Quentin, je n’ai ni ton nom de famille, ni ton métier, ni ton travail. Mais je suis certaine d’une chose : tu me caches quelque chose.

Je me lève et je commence à partir. Il me stop.

  • Marina, attends, donne-moi au moins ton numéro de téléphone !

Alors qu’il me tend son téléphone pour que je note mon numéro, je profite du moment où je le lui rends pour m’esquiver.

Apparaître et disparaître comme par magie : telle est ma spécialité. Quand je ne suis devant mon tableau en train d’expliquer les subtilités des langues anciennes à mes élèves, je m’efforce d’être une femme surprenante. Voleuse ? Équilibriste ? Contorsionniste ? Sûrement un peu des trois.

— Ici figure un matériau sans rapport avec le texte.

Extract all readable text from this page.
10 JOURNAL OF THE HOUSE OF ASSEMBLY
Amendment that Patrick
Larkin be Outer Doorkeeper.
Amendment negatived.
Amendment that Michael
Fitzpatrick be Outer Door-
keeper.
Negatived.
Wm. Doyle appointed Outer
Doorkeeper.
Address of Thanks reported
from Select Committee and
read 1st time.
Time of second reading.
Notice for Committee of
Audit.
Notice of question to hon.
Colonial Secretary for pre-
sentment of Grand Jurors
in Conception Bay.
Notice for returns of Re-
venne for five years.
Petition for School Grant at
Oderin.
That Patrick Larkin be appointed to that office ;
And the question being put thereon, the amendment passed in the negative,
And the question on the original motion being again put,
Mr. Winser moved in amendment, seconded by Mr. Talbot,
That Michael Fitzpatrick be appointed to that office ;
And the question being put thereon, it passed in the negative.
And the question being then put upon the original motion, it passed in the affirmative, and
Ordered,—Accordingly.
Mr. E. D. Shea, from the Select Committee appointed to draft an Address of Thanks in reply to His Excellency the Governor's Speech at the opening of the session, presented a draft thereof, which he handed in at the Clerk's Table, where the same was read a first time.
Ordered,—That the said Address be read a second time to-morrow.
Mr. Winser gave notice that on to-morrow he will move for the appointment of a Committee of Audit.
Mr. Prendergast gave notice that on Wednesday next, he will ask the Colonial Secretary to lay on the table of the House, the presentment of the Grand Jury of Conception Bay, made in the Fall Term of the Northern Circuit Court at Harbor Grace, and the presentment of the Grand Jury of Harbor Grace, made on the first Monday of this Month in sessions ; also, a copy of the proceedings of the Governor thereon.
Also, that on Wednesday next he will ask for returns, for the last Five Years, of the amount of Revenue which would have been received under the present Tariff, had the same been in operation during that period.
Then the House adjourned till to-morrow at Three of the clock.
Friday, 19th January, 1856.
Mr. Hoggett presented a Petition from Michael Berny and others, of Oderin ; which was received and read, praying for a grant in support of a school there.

Alors qu’une famille revenait le pas lent, encombrée par les serviettes, pelles, seaux, bouée en forme de licornes et mômes en tout genre, je m’éclipse derrière celle-ci, me fond dans les ombres et m’élance vers ma fiat 500. Je sais : cette voiture est le cliché de la midinette. Mais l’avantage va de pair : il y en a énormément et elle se fond dans la masse. Ma voiture est mon deuxième chez moi : vitres teintées, elle me permet de passer inaperçue et d'observer mon environnement et de réfléchir.

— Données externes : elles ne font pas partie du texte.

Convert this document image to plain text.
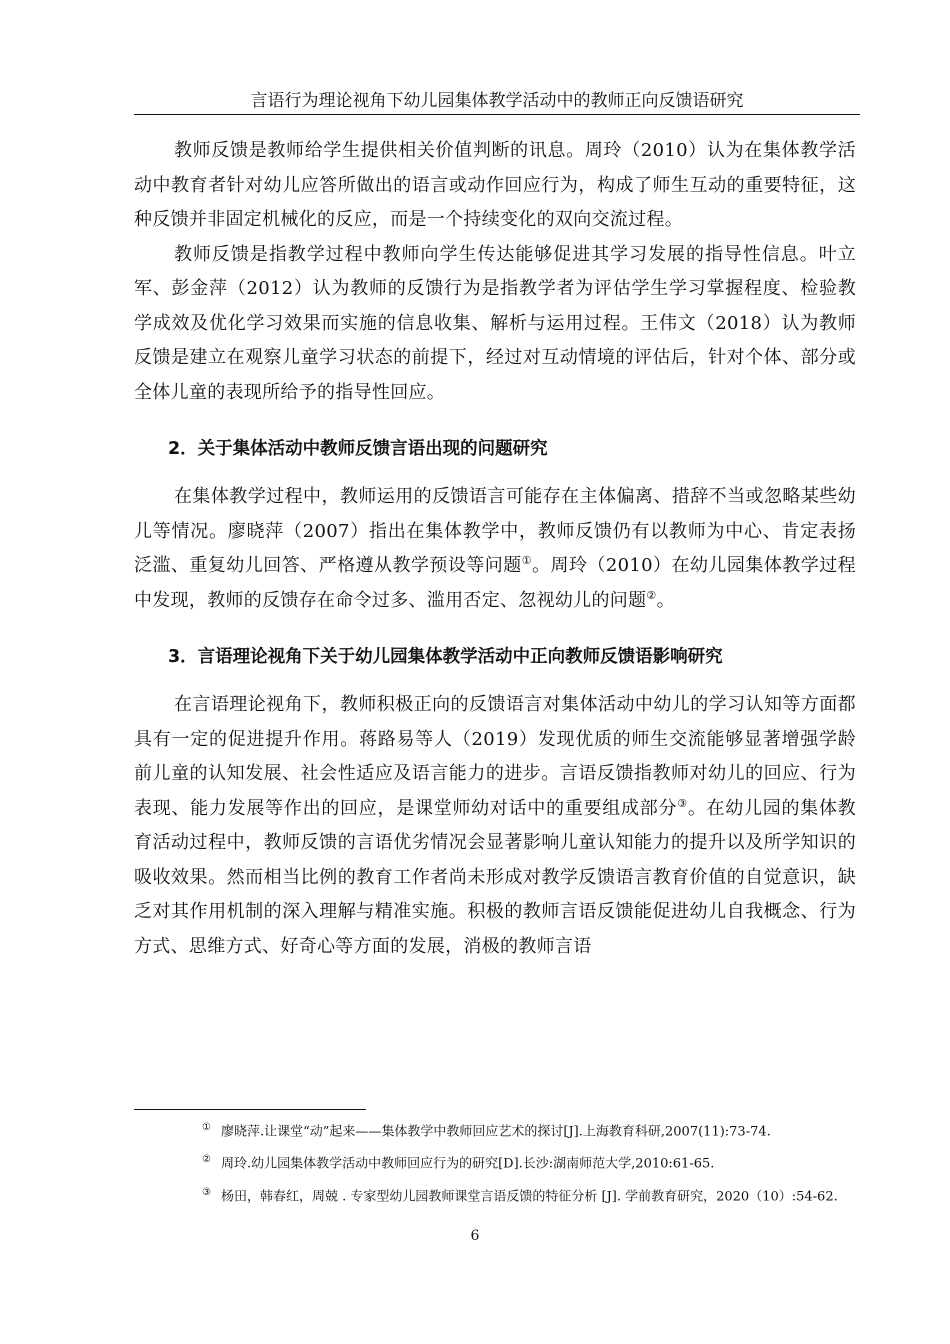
言语行为理论视角下幼儿园集体教学活动中的教师正向反馈语研究

教师反馈是教师给学生提供相关价值判断的讯息。周玲（2010）认为在集体教学活动中教育者针对幼儿应答所做出的语言或动作回应行为，构成了师生互动的重要特征，这种反馈并非固定机械化的反应，而是一个持续变化的双向交流过程。

教师反馈是指教学过程中教师向学生传达能够促进其学习发展的指导性信息。叶立军、彭金萍（2012）认为教师的反馈行为是指教学者为评估学生学习掌握程度、检验教学成效及优化学习效果而实施的信息收集、解析与运用过程。王伟文（2018）认为教师反馈是建立在观察儿童学习状态的前提下，经过对互动情境的评估后，针对个体、部分或全体儿童的表现所给予的指导性回应。

2．关于集体活动中教师反馈言语出现的问题研究

在集体教学过程中，教师运用的反馈语言可能存在主体偏离、措辞不当或忽略某些幼儿等情况。廖晓萍（2007）指出在集体教学中，教师反馈仍有以教师为中心、肯定表扬泛滥、重复幼儿回答、严格遵从教学预设等问题①。周玲（2010）在幼儿园集体教学过程中发现，教师的反馈存在命令过多、滥用否定、忽视幼儿的问题②。

3．言语理论视角下关于幼儿园集体教学活动中正向教师反馈语影响研究

在言语理论视角下，教师积极正向的反馈语言对集体活动中幼儿的学习认知等方面都具有一定的促进提升作用。蒋路易等人（2019）发现优质的师生交流能够显著增强学龄前儿童的认知发展、社会性适应及语言能力的进步。言语反馈指教师对幼儿的回应、行为表现、能力发展等作出的回应，是课堂师幼对话中的重要组成部分③。在幼儿园的集体教育活动过程中，教师反馈的言语优劣情况会显著影响儿童认知能力的提升以及所学知识的吸收效果。然而相当比例的教育工作者尚未形成对教学反馈语言教育价值的自觉意识，缺乏对其作用机制的深入理解与精准实施。积极的教师言语反馈能促进幼儿自我概念、行为方式、思维方式、好奇心等方面的发展，消极的教师言语

① 廖晓萍.让课堂“动”起来——集体教学中教师回应艺术的探讨[J].上海教育科研,2007(11):73-74.

② 周玲.幼儿园集体教学活动中教师回应行为的研究[D].长沙:湖南师范大学,2010:61-65.

③ 杨田，韩春红，周兢 . 专家型幼儿园教师课堂言语反馈的特征分析 [J]. 学前教育研究，2020（10）:54-62.

6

J’avoue que ce Quentin m’a fait perdre la tête. Comment ai-je pu me laisser emberlificotée par le charme d’un garçon ? Et prendre autant de risques ?? Je vais finir par croire Shirley : il serait grand temps que je m’inscrive sur un site de rencontre ! Cela me rendrait moins sujette au coup de cœur inopiné et potentiellement dangereux !

Et pourtant, une partie de moi ne peut en rester là. Il y avait quelque chose d’autre, comme si ce garçon cachait un mystère…dont je serai la cible ?

Après quelques virages en épingle, j’arrive à mon petit hôtel en bordure sur les hauteurs d’Annecy. C’est une maison à colombages aux doux aspects de chaumière. D’ailleurs, la réceptionniste ressemble à Capucine dans la Belle au bois dormant de Walt Disney.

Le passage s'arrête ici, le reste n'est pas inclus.